01-10-2019 09:20 PM
I am using zynq XC7Z020 SOC, during past half year, it run quite well.
However, days ago, I suddenly found CPU1 fails.
After power up, register A9_CPU_RST_CTRL(0xF8000244) has value 0x22( which means CPU1 clock stopped and CPU1 held in reset state). CPU0 is OK.
I tried to clear A9_CPU_RST_CTRL, CPU1 still doesn't work. I also check pin PS_SRST_B and PS_POR_B, the timing sequence satisfy UG585 doc.
I am very sure both CPUs were ok before, but now I can only have CPU0 work.
What is the cause and how can I solve the problem
I will be very grateful for your advice.
03-19-2019 11:50 AM
I don't know what is the solution of your problem. Can you share information about the workload, temperature, electric parameters that you exposed the ZYNQ FPGA? I'M using the same FPGA in my design, any information will be helpful.

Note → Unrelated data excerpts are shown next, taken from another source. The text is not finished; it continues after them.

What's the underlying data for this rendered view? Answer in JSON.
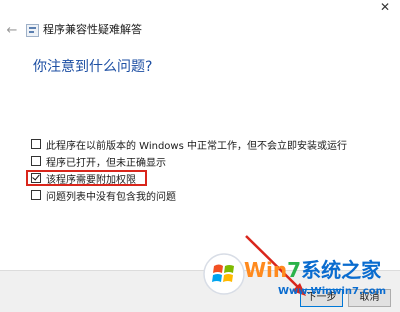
{
  "window": {
    "title": "程序兼容性疑难解答",
    "close_glyph": "✕",
    "back_glyph": "←",
    "back_icon": "back-arrow-icon",
    "app_icon": "troubleshooter-icon"
  },
  "main": {
    "heading": "你注意到什么问题?",
    "options": [
      {
        "label": "此程序在以前版本的 Windows 中正常工作，但不会立即安装或运行",
        "checked": false
      },
      {
        "label": "程序已打开，但未正确显示",
        "checked": false
      },
      {
        "label": "该程序需要附加权限",
        "checked": true
      },
      {
        "label": "问题列表中没有包含我的问题",
        "checked": false
      }
    ]
  },
  "footer": {
    "next_label": "下一步",
    "cancel_label": "取消"
  },
  "annotation": {
    "highlight_color": "#d9261c",
    "arrow_color": "#d9261c"
  },
  "watermark": {
    "brand_prefix": "Win",
    "brand_number": "7",
    "brand_suffix": "系统之家",
    "url": "Www.Winwin7.com"
  }
}
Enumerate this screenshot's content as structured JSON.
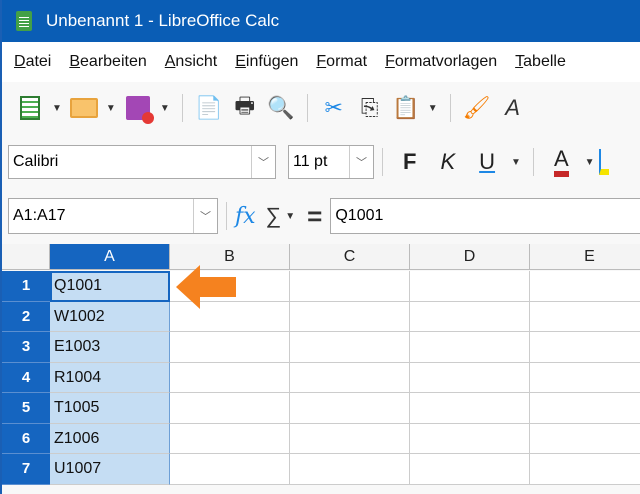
{
  "window": {
    "title": "Unbenannt 1 - LibreOffice Calc"
  },
  "menu": [
    "Datei",
    "Bearbeiten",
    "Ansicht",
    "Einfügen",
    "Format",
    "Formatvorlagen",
    "Tabelle"
  ],
  "toolbar": {
    "icons": [
      "new-spreadsheet-icon",
      "open-folder-icon",
      "save-icon",
      "export-pdf-icon",
      "print-icon",
      "print-preview-icon",
      "cut-icon",
      "copy-icon",
      "paste-icon",
      "clone-formatting-icon",
      "clear-formatting-icon"
    ]
  },
  "format": {
    "font": "Calibri",
    "size": "11 pt",
    "bold": "F",
    "italic": "K",
    "underline": "U",
    "font_color_letter": "A",
    "font_color": "#c62828"
  },
  "formula_bar": {
    "name_box": "A1:A17",
    "fx": "fx",
    "sum": "∑",
    "equals": "=",
    "content": "Q1001"
  },
  "sheet": {
    "columns": [
      "A",
      "B",
      "C",
      "D",
      "E"
    ],
    "selected_column": "A",
    "rows": [
      {
        "num": "1",
        "A": "Q1001"
      },
      {
        "num": "2",
        "A": "W1002"
      },
      {
        "num": "3",
        "A": "E1003"
      },
      {
        "num": "4",
        "A": "R1004"
      },
      {
        "num": "5",
        "A": "T1005"
      },
      {
        "num": "6",
        "A": "Z1006"
      },
      {
        "num": "7",
        "A": "U1007"
      }
    ]
  },
  "annotation": {
    "arrow_color": "#f5821f"
  }
}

Thanks, I hope that you can solve this problem.
03-19-2019 12:00 PM
Damage from ESD sounds like it might be the cause,
Is your product protected against normal handling ESD?
If it is a bare board, the answer is no. If it is a board in a metal enclosure, the answer is maybe. LED, switches, connectors are alkl paths for damage. Are they protected?
05-07-2019 08:20 PM
I was suspecting the failure was caused during power on&off, but now i tends to believe cpu1 fails during the software running.

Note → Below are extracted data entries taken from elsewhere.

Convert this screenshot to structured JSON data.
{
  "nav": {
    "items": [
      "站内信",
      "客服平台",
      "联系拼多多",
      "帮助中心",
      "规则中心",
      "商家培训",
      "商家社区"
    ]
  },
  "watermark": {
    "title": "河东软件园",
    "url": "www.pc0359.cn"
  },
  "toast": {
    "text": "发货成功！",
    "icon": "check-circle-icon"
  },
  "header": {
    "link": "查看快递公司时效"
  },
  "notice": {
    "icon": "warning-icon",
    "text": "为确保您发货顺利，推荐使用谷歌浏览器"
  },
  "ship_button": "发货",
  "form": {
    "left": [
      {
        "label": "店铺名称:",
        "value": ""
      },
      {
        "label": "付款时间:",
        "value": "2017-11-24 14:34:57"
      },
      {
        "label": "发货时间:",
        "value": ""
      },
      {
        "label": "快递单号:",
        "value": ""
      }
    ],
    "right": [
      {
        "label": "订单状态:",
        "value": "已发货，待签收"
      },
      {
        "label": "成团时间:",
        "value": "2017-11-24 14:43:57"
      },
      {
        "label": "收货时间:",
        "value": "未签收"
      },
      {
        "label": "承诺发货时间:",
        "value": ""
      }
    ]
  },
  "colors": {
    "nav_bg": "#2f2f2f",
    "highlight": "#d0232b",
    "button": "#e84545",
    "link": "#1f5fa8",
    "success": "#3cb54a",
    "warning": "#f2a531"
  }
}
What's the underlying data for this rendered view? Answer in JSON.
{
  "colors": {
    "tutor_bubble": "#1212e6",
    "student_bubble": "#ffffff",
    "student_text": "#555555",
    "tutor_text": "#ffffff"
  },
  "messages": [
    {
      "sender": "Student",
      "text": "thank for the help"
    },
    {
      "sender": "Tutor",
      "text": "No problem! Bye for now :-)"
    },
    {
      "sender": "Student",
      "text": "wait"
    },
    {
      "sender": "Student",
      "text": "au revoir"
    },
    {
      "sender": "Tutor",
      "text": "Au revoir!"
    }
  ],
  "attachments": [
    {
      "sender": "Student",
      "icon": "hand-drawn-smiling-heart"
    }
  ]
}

the soc runs linux system. vdma obtains image from sensor and store it into DDR, application read the image from DDR and process the image, output data through tcp port.
temperature is room temperature. I don't know exactly about electric parameters, We supply it 3.3V DC to FGPA
this failure is very hard to repeat.
05-07-2019 08:45 PM
thanks for your reply,
the board locates inside a alluminum box. We didn't do ESD test. I think the borard designer didn't consider much about esd protection, how can we confirm esd problem?
05-08-2019 06:52 AM
A good test for ESD susceptibility,
Is to look at radiated EMI/RFI. If the enclosure is letting RF out of the box, then it is not ESD proof: in other words, if RF gets out, ESD can get in.

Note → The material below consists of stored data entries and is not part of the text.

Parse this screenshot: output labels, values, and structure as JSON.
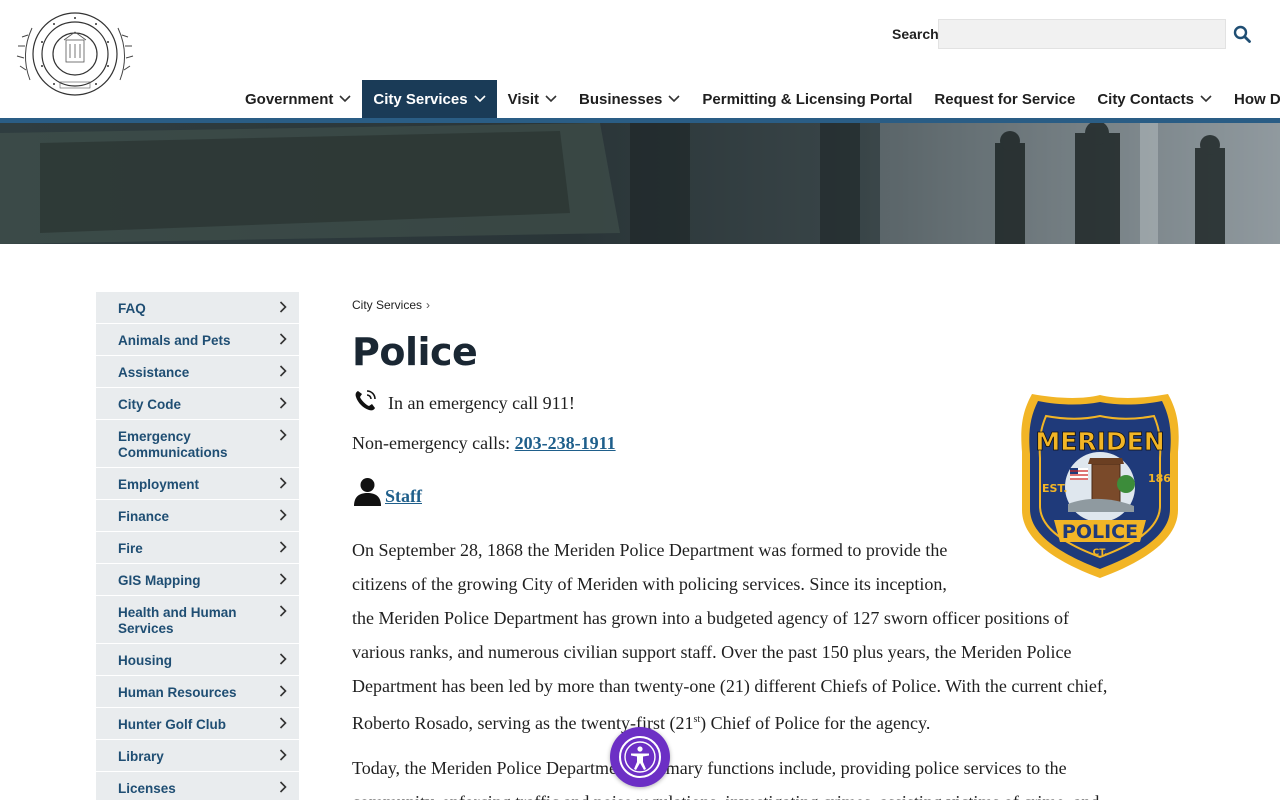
{
  "header": {
    "logo_alt": "City of Meriden seal",
    "search_label": "Search",
    "search_placeholder": ""
  },
  "nav": {
    "items": [
      {
        "label": "Government",
        "has_dropdown": true,
        "active": false
      },
      {
        "label": "City Services",
        "has_dropdown": true,
        "active": true
      },
      {
        "label": "Visit",
        "has_dropdown": true,
        "active": false
      },
      {
        "label": "Businesses",
        "has_dropdown": true,
        "active": false
      },
      {
        "label": "Permitting & Licensing Portal",
        "has_dropdown": false,
        "active": false
      },
      {
        "label": "Request for Service",
        "has_dropdown": false,
        "active": false
      },
      {
        "label": "City Contacts",
        "has_dropdown": true,
        "active": false
      },
      {
        "label": "How Do I?",
        "has_dropdown": true,
        "active": false
      }
    ]
  },
  "sidebar": {
    "items": [
      {
        "label": "FAQ"
      },
      {
        "label": "Animals and Pets"
      },
      {
        "label": "Assistance"
      },
      {
        "label": "City Code"
      },
      {
        "label": "Emergency Communications"
      },
      {
        "label": "Employment"
      },
      {
        "label": "Finance"
      },
      {
        "label": "Fire"
      },
      {
        "label": "GIS Mapping"
      },
      {
        "label": "Health and Human Services"
      },
      {
        "label": "Housing"
      },
      {
        "label": "Human Resources"
      },
      {
        "label": "Hunter Golf Club"
      },
      {
        "label": "Library"
      },
      {
        "label": "Licenses"
      }
    ]
  },
  "main": {
    "breadcrumb": "City Services",
    "breadcrumb_sep": "›",
    "title": "Police",
    "emergency_text": "In an emergency call 911!",
    "nonemergency_prefix": "Non-emergency calls: ",
    "nonemergency_phone": "203-238-1911",
    "staff_link": "Staff",
    "para1_a": "On September 28, 1868 the Meriden Police Department was formed to provide the",
    "para1_b": "citizens of the growing City of Meriden with policing services.  Since its inception,",
    "para1_c": "the Meriden Police Department has grown into a budgeted agency of 127 sworn officer positions of",
    "para1_d": "various ranks, and numerous civilian support staff.  Over the past 150 plus years, the Meriden Police",
    "para1_e": "Department has been led by more than twenty-one (21) different Chiefs of Police. With the current chief,",
    "para1_f_pre": "Roberto Rosado, serving as the twenty-first (21",
    "para1_f_sup": "st",
    "para1_f_post": ") Chief of Police for the agency.",
    "para2_a": "Today, the Meriden Police Department's primary functions include, providing police services to the",
    "para2_b": "community, enforcing traffic and noise regulations, investigating crimes, assisting victims of crime, and"
  },
  "badge": {
    "top_text": "MERIDEN",
    "bottom_text": "POLICE",
    "est": "EST.",
    "year": "1868",
    "state": "CT."
  },
  "colors": {
    "nav_active": "#1a3b57",
    "nav_rule": "#2a5d85",
    "link": "#1f5f8b",
    "sidebar_bg": "#e9ecee",
    "sidebar_text": "#1f4e73",
    "accessibility": "#6c2fc5"
  }
}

To test ESD, you need a high voltage (4,000v or 8,000v), and a disharge model probe (human body, and machine model). Then you zap all surfaces, all switches, leds, connectors. If it is damaged, you fail ESD protection. If you never did this, I would hire a ESD specialist to come in and educate you on how to pass such tests.
11-01-2019 09:20 AM
Have you tried attaching a debugger to the Zynq JTAG? Normally cpu0 and cpu1 will both appear on the JTAG chain. What do you see?